Get it over with. Appoint Mark Levin and put the final stake through the hearts of what is left of the Democrat party.
And that means the Republicans will only need two to return to the fold and Cheney as the tie breaker.
I think McCain will see the error of his ways and vote like a Republican on this. One more and we are over the top.
I can't wait to hear drunk fat ted and others crying.
Barnes nails it.
The President has promised. There is no issue more dear to my heart and to America. The War on Terror can even be said to be captive to the whim of the black-robed oligarchs.
We must replace them with constitutionalists.
looks like this is a repeat of Bob Novaks column.
For what its worth, I'm for JRB:
http://www.neoperspectives.com/janicerogersbrown.htm
Judge Roy Bean?
:-)
"For Texas... and for MISS LILLY LANGTREE!" :)
''put the final stake through the hearts of what is left of the Democrat party.''............(luv that line)! LOL
If the RATS filibuster a Supreme Court nomination, they will get pulverized in the 2006 election. President Bush has said he will nominate a strict constructionist in the mold of Scalia or Thomas, and that nominee (or those nominees) WILL be confirmed; otherwise the RATS will pay dearly. If they try to filibuster, we win. If they don't, we win. Whoo hoo!
This is pretty much what I've been saying all along, and I'm glad Fred Barnes is saying it now.
Bush has let us down on some things, but so far he has stood firm on judicial appointments. Now they have to go all out and push them through, because time is running out.
If the President keeps his word, he'll leave a lasting legacy and might be remembered as Ronald Reagan is.
I think Barnes is over-simplifying. The stakes are higher for the SCOTUS than for any other appointment and thus you can't count on the gang of seven behaving the same way...
I have a question - why not appoint a supremely qualified guy who is also totally experienced with the worst that can be thrown at a nominee... somebody who won't surprise in a negative way because he has written extensively on all the deep questions of our day and conssitantly comes out on the ethical and consitutional side --- Robert Bork.
>>Robert Heron Bork (born March 1, 1927) is a conservative American legal scholar and former judge who advocates an originalist interpretation of the United States Constitution.
Robert Bork, in books such as The Tempting of America, argues that the Constitution should be interpreted based on the Framers' original understanding of the constitutional text. He is an advocate for judicial restraint, reiterating that it was the Court's task to adjudicate, not to legislate, from the bench. He has written: "We are increasingly governed not by law or elected representatives but by an unelected, unrepresentative, unaccountable committee of lawyers applying no will but their own." Bork's views have influenced the legal opinions of conservative judges such as Antonin Scalia and Chief Justice William Rehnquist.<<
http://en.wikipedia.org/wiki/Robert_Bork
-Dan
Maybe I'm over-simplifying things, but even if Bush gets two conservatives, I don't think it changes that much really. Neither O'Connor or Rehnquist voted for property seizures in Kelo v. New London. It seems to me that one of the liberals has to be replaced too, or we get more of the same.
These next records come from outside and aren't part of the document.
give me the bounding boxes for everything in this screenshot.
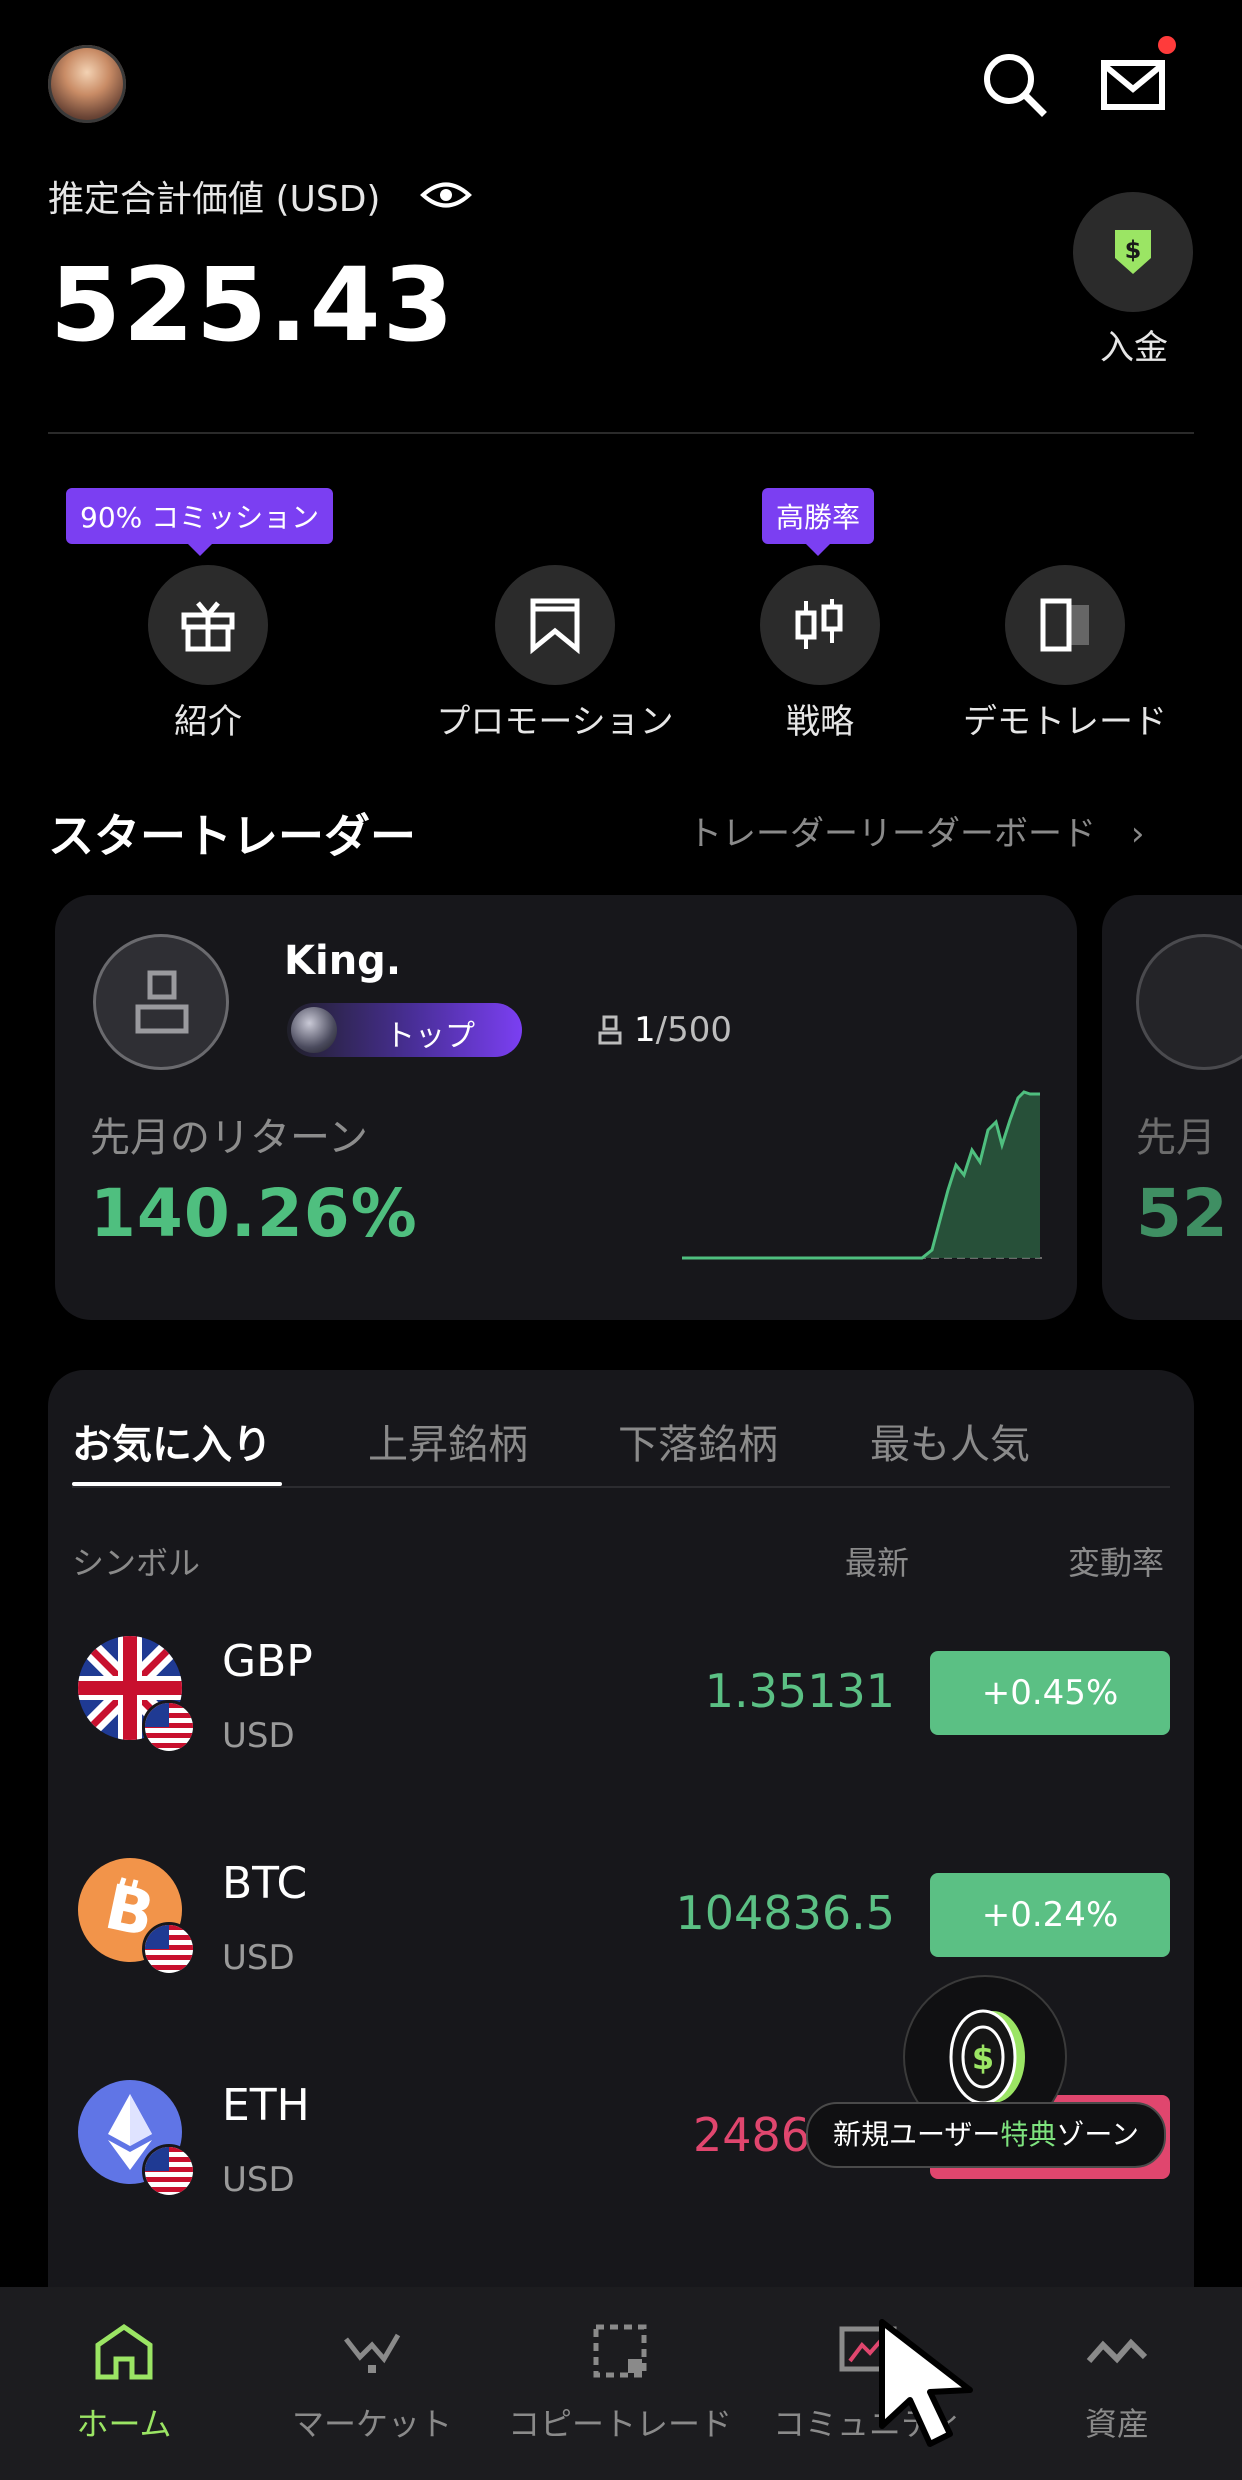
follower-current: 1: [634, 1010, 656, 1050]
high-winrate-badge: 高勝率: [762, 488, 875, 556]
column-latest: 最新: [845, 1544, 910, 1582]
nav-home[interactable]: ホーム: [0, 2287, 248, 2480]
referral-button[interactable]: [148, 565, 268, 685]
person-icon: [135, 970, 189, 1034]
commission-badge: 90% コミッション: [66, 488, 334, 556]
monthly-return-label: 先月のリターン: [90, 1115, 368, 1161]
referral-label: 紹介: [174, 702, 242, 742]
us-flag-icon: [142, 1700, 196, 1754]
demo-icon: [1040, 598, 1089, 652]
nav-home-label: ホーム: [76, 2405, 172, 2443]
deposit-button[interactable]: $: [1073, 192, 1193, 312]
trader-name: King.: [284, 938, 402, 984]
latest-price: 1.35131: [704, 1664, 895, 1718]
trader-leaderboard-link[interactable]: トレーダーリーダーボード ›: [688, 806, 1144, 855]
change-badge[interactable]: +0.24%: [930, 1873, 1170, 1957]
candlestick-icon: [795, 599, 843, 649]
promotion-button[interactable]: [495, 565, 615, 685]
us-flag-icon: [142, 2144, 196, 2198]
deposit-label: 入金: [1100, 328, 1168, 368]
chevron-right-icon: ›: [1130, 814, 1145, 854]
promo-text-before: 新規ユーザー: [832, 2118, 1001, 2151]
tab-favorites[interactable]: お気に入り: [72, 1412, 272, 1470]
monthly-return-value: 140.26%: [90, 1175, 418, 1252]
trader-avatar: [93, 934, 229, 1070]
latest-price: 104836.5: [675, 1886, 896, 1940]
follower-count: 1/500: [598, 1010, 732, 1050]
symbol-name: ETH: [222, 2080, 310, 2131]
symbol-name: GBP: [222, 1636, 313, 1687]
nav-market[interactable]: マーケット: [248, 2287, 496, 2480]
tab-gainers[interactable]: 上昇銘柄: [368, 1412, 528, 1470]
profile-avatar[interactable]: [48, 45, 126, 123]
nav-market-label: マーケット: [291, 2405, 452, 2443]
return-sparkline: [682, 1090, 1042, 1260]
mail-icon[interactable]: [1100, 55, 1170, 115]
demo-trade-label: デモトレード: [963, 702, 1167, 742]
quote-currency: USD: [222, 1938, 295, 1978]
svg-text:$: $: [1125, 236, 1142, 264]
new-user-zone-label[interactable]: 新規ユーザー特典ゾーン: [806, 2102, 1166, 2168]
demo-trade-button[interactable]: [1005, 565, 1125, 685]
strategy-label: 戦略: [786, 702, 854, 742]
promotion-icon: [530, 598, 580, 655]
home-icon: [95, 2323, 153, 2380]
eye-icon[interactable]: [420, 178, 472, 212]
dollar-shield-icon: $: [1115, 230, 1151, 274]
column-change: 変動率: [1068, 1544, 1165, 1582]
assets-icon: [1086, 2338, 1148, 2364]
copy-trade-icon: [593, 2324, 647, 2378]
leaderboard-link-label: トレーダーリーダーボード: [688, 814, 1096, 854]
notification-dot: [1158, 36, 1176, 54]
tabs-divider: [72, 1486, 1170, 1488]
promo-text-highlight: 特典: [1000, 2118, 1057, 2151]
quote-currency: USD: [222, 2160, 295, 2200]
svg-text:$: $: [972, 2039, 994, 2077]
nav-assets-label: 資産: [1084, 2405, 1149, 2443]
promotion-label: プロモーション: [436, 702, 674, 742]
quote-currency: USD: [222, 1716, 295, 1756]
divider: [48, 432, 1194, 434]
total-balance: 525.43: [50, 246, 456, 365]
strategy-button[interactable]: [760, 565, 880, 685]
column-symbol: シンボル: [72, 1544, 201, 1582]
search-icon[interactable]: [980, 50, 1050, 120]
tab-most-popular[interactable]: 最も人気: [870, 1412, 1030, 1470]
gift-icon: [181, 601, 235, 652]
mouse-cursor-icon: [879, 2319, 973, 2447]
change-badge[interactable]: +0.45%: [930, 1651, 1170, 1735]
market-icon: [344, 2333, 401, 2373]
follower-max: /500: [655, 1010, 732, 1050]
us-flag-icon: [142, 1922, 196, 1976]
user-icon: [598, 1015, 622, 1045]
star-traders-title: スタートレーダー: [48, 809, 416, 863]
nav-assets[interactable]: 資産: [992, 2287, 1242, 2480]
promo-text-after: ゾーン: [1056, 2118, 1140, 2151]
active-tab-indicator: [72, 1482, 282, 1486]
return-label-partial: 先月: [1136, 1115, 1216, 1161]
top-rank-label: トップ: [385, 1019, 475, 1054]
rank-medal-icon: [291, 1007, 337, 1053]
total-value-label: 推定合計価値 (USD): [48, 179, 381, 220]
latest-price: 2486: [693, 2108, 811, 2162]
nav-copy-trade[interactable]: コピートレード: [496, 2287, 744, 2480]
nav-copy-trade-label: コピートレード: [507, 2405, 732, 2443]
return-value-partial: 52: [1136, 1175, 1228, 1252]
coin-icon: $: [949, 2009, 1025, 2105]
tab-losers[interactable]: 下落銘柄: [618, 1412, 778, 1470]
symbol-name: BTC: [222, 1858, 308, 1909]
I just wonder if Stevens and Ginsburg will be able to hold out till Bush is gone. If so, the election for POTUS in 2008 will be huge.
Worse yet, imagine if the confirmation is in process DURING election '08.
There are some 5-4 splits that could be effected... like abortion issues.
I can even make the "balance" arguement for Bush ... A strict constitutional constructionist is needed to balance those ideologues Clinton appointed (Breyer and Ginzberg).